In this recent Australian judgment dealing with broker liability, in which the broker ultimately conceded a breach of a duty of care of the insured to draw to their client’s attention a policy exclusion relevant to the insured’s pool for which the claim was made when the empty pool lifted, the court held that despite breach that the claim against the broker failed. Even if the insured had cover under another policy without the pool exclusion, that policy contained a term requiring the insured to take reasonable precautions. And it would not have been established that the insured did take such precautions in order to prevent the particular risk materialising.
The relevant clause read: “You must take reasonable precautions to prevent anything which could result in a claim under this policy”.
The court followed previous Australian and English judgments holding that the purpose of the requirement to take reasonable precautions is to “ensure that the insured will not refrain from taking precautions which they knows ought to be taken because they are covered against loss by the policy.”
The relevant policy was a home and a contents policy. The court said there was no reason to think that an obligation to take reasonable precautions could not extend to investigating the cause of a leak in a swimming pool.
The court also said that determining the scope of the obligation requires consideration to be given to the purpose of the particular policy and whether the risk has been courted by recklessness.
The court said that the more valuable the property the greater the obligation to take precautions. The greater the foreseeable risk of loss, the greater the obligation to take precautions. The greater the possibility of taking them, the more readily will it be inferred that they ought to have been taken.
The claim involved an unusually large pool and pool enclosure for a home built at considerable cost. The pool was also used on the property as a resource for fire-fighting. The court accepted that in the circumstances having decided not to identify the cause of the leak and not to have the relevant pool repaired or the pool refilled, it would have at least been reasonable for the insured to have taken the precaution of obtaining advice about whether the pool could still be safely left empty for an extended period.
The evidence was that in conducting suitable enquiries the insured would have been advised either to establish the cause of the leak or to have the relevant valve repaired if it had a defect, or to half fill the pool given the risk of lifting if the valve was not functioning properly. That precaution would have been simple to take. There was no suggestion that taking further advice about leaving the pool empty for an extended period without establishing the cause of the leak would have been difficult or costly. There was no evidence that the steps taken would be expensive or beyond the insured’s means.

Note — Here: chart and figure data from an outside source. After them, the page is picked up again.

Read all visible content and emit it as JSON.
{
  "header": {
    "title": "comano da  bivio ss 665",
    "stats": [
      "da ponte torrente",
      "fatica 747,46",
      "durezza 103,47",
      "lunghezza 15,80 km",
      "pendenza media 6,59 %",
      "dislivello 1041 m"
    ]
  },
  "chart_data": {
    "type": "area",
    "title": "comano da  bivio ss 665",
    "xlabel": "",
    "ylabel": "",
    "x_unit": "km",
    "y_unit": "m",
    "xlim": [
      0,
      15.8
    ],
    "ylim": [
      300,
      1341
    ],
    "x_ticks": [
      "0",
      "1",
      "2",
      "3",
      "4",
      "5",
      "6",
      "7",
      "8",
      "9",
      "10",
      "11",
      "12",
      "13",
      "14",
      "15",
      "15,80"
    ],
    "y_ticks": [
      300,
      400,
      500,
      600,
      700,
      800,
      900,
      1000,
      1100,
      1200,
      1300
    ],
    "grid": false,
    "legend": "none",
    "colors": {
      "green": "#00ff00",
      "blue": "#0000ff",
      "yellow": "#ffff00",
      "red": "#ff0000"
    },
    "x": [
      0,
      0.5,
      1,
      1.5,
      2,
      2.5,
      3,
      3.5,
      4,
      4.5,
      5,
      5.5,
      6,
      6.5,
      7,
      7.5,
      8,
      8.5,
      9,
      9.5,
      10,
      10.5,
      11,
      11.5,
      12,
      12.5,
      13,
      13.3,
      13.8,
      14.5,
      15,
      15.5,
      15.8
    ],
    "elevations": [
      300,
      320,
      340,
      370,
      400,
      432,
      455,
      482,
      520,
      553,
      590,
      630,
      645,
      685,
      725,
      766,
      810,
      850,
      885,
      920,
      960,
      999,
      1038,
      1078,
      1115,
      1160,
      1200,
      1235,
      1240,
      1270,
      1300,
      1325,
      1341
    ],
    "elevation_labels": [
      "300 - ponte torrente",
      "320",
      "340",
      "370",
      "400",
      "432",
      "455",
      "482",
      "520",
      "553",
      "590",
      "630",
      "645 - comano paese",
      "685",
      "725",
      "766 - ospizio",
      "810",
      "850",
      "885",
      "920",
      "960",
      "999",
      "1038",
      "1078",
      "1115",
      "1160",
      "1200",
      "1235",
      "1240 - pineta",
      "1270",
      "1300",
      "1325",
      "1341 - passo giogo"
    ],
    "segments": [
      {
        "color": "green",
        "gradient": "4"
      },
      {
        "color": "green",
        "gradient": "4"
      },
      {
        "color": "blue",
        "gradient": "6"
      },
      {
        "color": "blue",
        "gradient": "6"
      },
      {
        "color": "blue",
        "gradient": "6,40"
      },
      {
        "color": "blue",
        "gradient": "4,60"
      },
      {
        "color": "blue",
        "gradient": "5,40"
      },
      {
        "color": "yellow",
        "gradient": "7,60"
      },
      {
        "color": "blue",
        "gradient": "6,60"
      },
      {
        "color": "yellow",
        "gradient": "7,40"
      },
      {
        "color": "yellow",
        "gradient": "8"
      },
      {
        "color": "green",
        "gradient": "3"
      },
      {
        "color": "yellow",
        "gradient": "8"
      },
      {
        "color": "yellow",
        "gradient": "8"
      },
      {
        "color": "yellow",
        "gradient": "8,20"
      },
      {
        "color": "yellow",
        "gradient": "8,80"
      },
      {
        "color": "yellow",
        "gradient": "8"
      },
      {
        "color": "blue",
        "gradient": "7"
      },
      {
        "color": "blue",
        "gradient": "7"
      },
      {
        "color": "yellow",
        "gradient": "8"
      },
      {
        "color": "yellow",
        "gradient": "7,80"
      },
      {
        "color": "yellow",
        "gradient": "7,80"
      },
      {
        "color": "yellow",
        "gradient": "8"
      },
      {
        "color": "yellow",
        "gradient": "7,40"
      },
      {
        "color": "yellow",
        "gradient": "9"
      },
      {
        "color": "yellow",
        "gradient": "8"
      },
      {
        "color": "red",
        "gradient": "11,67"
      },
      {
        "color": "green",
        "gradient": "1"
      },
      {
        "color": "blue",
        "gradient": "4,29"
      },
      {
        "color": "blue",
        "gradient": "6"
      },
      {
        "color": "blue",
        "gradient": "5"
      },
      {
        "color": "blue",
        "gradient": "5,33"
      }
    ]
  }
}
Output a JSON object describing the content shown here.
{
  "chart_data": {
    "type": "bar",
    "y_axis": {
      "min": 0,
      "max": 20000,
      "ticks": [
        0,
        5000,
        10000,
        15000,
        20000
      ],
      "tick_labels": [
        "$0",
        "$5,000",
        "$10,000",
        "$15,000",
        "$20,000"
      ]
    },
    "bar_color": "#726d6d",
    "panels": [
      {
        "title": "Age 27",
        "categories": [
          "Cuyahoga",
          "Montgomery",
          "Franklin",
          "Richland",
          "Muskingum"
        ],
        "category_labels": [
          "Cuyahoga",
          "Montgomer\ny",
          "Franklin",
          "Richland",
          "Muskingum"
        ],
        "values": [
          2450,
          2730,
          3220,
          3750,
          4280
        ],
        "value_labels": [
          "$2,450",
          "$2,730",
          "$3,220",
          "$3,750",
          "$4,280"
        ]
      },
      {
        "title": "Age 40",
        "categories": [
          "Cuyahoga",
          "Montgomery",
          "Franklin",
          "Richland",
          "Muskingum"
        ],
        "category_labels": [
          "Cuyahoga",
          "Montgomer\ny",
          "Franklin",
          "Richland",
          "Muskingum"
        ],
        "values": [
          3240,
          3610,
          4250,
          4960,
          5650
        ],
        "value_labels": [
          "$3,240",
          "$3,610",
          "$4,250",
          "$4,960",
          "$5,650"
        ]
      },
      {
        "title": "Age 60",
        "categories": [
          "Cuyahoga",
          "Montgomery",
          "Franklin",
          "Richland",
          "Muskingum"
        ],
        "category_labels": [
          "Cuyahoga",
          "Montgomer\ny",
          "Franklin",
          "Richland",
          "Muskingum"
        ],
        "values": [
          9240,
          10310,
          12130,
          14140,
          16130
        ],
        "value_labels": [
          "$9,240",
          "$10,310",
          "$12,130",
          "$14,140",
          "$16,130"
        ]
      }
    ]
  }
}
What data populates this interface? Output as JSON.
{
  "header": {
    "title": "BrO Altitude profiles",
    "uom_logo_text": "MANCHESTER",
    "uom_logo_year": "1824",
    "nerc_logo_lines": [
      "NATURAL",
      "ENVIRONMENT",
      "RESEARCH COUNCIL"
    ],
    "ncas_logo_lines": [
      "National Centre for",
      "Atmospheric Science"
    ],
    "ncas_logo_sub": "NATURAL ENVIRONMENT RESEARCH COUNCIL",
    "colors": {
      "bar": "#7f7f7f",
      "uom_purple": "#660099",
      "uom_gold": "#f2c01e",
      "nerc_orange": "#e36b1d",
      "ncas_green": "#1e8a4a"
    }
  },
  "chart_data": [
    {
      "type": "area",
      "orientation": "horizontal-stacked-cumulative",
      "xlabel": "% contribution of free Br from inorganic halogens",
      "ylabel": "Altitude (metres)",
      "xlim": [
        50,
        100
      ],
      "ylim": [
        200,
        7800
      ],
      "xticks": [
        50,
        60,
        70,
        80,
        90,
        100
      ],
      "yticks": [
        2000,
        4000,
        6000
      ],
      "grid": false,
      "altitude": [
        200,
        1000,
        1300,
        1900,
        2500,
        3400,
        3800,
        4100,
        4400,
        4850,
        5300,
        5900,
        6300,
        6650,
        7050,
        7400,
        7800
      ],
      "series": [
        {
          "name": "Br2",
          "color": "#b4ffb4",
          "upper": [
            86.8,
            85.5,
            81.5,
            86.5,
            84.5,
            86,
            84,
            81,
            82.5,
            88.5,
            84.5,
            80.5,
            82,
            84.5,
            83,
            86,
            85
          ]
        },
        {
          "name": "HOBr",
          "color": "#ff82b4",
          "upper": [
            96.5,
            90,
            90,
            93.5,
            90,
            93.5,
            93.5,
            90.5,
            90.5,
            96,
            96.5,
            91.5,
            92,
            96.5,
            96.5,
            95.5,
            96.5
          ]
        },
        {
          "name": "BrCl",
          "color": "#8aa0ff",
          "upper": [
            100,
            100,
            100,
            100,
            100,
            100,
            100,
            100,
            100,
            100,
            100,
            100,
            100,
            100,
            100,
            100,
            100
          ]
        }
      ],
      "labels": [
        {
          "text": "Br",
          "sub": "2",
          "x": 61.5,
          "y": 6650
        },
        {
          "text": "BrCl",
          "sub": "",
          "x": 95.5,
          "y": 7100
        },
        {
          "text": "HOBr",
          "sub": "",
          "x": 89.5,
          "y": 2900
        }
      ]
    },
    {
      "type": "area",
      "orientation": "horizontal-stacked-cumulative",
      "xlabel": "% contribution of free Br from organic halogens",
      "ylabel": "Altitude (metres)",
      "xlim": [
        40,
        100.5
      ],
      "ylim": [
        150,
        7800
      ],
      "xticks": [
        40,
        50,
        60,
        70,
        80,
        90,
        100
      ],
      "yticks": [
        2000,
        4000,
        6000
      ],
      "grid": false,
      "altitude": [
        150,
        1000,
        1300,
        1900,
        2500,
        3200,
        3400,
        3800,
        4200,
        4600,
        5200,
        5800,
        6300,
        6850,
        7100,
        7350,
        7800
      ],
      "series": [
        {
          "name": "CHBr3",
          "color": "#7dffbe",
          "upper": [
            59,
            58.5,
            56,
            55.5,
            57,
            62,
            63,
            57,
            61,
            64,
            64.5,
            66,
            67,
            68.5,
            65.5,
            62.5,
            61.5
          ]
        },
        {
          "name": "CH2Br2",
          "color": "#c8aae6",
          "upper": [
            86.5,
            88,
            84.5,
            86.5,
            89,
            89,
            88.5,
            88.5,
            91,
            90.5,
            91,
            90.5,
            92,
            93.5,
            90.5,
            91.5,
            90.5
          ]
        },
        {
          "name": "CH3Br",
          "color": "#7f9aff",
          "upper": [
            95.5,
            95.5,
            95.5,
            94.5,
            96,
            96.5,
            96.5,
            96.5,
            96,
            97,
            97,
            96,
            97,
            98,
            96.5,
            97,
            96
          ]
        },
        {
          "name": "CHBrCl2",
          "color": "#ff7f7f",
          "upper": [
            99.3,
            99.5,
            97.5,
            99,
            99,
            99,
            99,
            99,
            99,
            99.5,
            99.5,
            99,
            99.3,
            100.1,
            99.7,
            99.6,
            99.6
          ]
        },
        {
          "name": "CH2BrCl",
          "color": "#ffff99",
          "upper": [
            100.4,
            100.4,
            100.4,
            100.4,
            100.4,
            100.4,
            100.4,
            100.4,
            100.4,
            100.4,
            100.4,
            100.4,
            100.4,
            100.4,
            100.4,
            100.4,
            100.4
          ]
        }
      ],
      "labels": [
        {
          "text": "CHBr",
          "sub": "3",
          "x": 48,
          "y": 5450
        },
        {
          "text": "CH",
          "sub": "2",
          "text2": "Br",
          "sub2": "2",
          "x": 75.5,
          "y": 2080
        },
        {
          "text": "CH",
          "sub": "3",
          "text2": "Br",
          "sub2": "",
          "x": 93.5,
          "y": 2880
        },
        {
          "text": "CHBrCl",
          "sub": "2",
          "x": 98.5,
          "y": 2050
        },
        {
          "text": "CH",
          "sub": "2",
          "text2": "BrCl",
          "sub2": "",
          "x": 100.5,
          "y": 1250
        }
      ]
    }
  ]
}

Given the considerable leak revealed by the insured’s increased water bill, and had she taken the precaution of seeking advice about leaving the pool empty for an extended period, it was accepted that on the evidence the insured would have met that expense as well as that involved in its repair.
The court was satisfied that, on the balance of the probabilities, had the insured had cover which contained the term requiring the taking of reasonable precautions (as her previous replaced policy did), it would not have been established that she did take such precautions in order to prevent the risk of the pool lifting while it was empty from materialising. So the claim failed.
Successful reliance on breach of a reasonable precautions clause is rare. It is fact dependant.